Gendlin, E.T. (1964). A theory of personality change. In P. Worchel & D. Byrne (eds.), Personality change (pp. 100-48). John Wiley & Sons.

Gendlin, E. T. (1996). Focusing-oriented psychotherapy: a manual of the experiential method. Guilford Press.

Ikemi, A. (2021). Finding focusing on the trail to becoming [in Japanese]. Human relations (Nanzan University), 20, 67-75.

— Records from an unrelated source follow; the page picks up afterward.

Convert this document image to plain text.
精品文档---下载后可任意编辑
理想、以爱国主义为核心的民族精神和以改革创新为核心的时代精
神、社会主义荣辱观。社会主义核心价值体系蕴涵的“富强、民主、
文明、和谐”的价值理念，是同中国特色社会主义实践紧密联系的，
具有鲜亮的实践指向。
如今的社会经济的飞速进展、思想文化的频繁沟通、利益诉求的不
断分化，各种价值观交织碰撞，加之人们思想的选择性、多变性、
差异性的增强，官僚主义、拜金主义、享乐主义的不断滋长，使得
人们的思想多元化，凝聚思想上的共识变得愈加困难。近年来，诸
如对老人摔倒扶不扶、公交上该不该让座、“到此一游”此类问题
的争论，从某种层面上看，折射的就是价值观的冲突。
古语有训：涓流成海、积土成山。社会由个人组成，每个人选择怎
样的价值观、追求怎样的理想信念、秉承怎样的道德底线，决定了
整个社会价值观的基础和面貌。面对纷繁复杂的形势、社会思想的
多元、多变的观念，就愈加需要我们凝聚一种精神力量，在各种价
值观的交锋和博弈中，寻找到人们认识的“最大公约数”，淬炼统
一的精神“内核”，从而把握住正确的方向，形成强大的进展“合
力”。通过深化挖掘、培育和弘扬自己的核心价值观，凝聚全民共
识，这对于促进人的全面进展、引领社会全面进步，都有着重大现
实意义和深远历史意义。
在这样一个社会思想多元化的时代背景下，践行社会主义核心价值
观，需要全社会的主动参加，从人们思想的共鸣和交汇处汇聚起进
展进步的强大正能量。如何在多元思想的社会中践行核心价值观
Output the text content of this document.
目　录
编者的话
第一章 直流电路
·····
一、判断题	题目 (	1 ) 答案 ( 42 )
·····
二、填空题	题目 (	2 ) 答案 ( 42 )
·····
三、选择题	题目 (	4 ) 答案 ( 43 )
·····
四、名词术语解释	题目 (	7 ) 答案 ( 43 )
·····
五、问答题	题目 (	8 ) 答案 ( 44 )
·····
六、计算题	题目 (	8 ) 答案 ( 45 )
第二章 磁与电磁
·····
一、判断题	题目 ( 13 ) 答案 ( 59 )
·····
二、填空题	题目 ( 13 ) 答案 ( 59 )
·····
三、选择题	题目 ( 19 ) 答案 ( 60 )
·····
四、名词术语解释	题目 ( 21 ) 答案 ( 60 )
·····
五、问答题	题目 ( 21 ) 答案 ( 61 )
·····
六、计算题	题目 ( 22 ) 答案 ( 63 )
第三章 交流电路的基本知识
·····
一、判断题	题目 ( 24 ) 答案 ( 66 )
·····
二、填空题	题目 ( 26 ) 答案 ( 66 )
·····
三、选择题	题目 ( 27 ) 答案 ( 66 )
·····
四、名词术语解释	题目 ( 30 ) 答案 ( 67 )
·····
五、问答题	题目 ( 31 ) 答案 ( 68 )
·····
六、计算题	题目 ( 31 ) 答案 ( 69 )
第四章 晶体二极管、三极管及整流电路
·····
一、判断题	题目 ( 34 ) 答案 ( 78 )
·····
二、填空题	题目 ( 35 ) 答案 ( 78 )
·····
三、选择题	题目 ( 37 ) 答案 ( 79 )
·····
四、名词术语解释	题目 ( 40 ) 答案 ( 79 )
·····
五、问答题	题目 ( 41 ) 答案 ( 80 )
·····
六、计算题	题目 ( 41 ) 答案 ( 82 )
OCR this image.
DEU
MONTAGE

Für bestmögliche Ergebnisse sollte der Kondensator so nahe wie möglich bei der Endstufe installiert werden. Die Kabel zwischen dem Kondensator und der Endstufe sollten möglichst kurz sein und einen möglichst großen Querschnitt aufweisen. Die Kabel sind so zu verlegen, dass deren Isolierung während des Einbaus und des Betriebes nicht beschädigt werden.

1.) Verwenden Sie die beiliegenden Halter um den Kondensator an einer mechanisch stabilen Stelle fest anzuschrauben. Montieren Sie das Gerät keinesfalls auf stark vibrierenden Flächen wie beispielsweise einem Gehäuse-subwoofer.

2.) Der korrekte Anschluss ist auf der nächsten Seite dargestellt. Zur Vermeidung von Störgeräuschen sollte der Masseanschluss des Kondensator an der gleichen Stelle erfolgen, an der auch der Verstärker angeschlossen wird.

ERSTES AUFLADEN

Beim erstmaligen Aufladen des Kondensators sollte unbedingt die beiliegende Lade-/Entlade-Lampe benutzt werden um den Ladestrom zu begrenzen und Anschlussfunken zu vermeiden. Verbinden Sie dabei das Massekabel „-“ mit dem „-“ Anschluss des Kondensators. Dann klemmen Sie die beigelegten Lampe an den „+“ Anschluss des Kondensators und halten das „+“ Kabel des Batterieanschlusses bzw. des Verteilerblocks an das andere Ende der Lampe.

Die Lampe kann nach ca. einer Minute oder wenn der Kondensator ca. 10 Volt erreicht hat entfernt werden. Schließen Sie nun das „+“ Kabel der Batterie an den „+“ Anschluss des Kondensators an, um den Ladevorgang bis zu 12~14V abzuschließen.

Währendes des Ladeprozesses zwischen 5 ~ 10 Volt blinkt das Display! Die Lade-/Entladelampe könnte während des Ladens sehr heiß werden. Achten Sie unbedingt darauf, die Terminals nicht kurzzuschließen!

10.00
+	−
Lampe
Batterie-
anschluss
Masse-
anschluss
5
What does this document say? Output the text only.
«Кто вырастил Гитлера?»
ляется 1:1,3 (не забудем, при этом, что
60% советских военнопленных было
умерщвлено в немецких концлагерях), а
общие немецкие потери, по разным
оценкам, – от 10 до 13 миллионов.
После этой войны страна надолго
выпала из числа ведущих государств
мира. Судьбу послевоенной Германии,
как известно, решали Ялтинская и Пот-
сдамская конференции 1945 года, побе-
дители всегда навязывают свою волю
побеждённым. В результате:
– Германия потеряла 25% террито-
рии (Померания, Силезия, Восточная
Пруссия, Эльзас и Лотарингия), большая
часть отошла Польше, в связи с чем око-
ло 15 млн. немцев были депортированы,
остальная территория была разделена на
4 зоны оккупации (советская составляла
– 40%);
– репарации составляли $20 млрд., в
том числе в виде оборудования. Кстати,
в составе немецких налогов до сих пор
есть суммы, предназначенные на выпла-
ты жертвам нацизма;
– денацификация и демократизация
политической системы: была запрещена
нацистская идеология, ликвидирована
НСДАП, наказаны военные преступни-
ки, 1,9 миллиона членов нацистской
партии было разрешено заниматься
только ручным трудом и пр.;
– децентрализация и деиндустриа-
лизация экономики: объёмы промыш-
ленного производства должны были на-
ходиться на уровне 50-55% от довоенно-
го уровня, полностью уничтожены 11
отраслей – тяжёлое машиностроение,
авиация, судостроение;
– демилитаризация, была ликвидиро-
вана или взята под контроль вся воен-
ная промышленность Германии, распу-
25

Leijssen, M. (1993). Creating a workable distance to overwhelming images: comments on a session transcript. In D. Brazier (Ed.), Beyond Carl Rogers: towards a psychotherapy for the 21st century (pp. 129–48). Constable.

Purton, C. (2004). Person-centred therapy: the focusing-oriented approach. Palgrave Macmillan.

Rogers, C.R. (1951). A theory of personality and behavior. In Client-centered therapy: its current practice, implications, and theory (pp. 481–533). Houghton Mifflin.

Rogers, C.R. (1957). The necessary and sufficient conditions of therapeutic personality change. Journal of Consulting Psychology, 21(2), 95-103.

Rogers, C.R. (1986). Reflection of feelings. Person-Centered Review, 1(4), 375-77.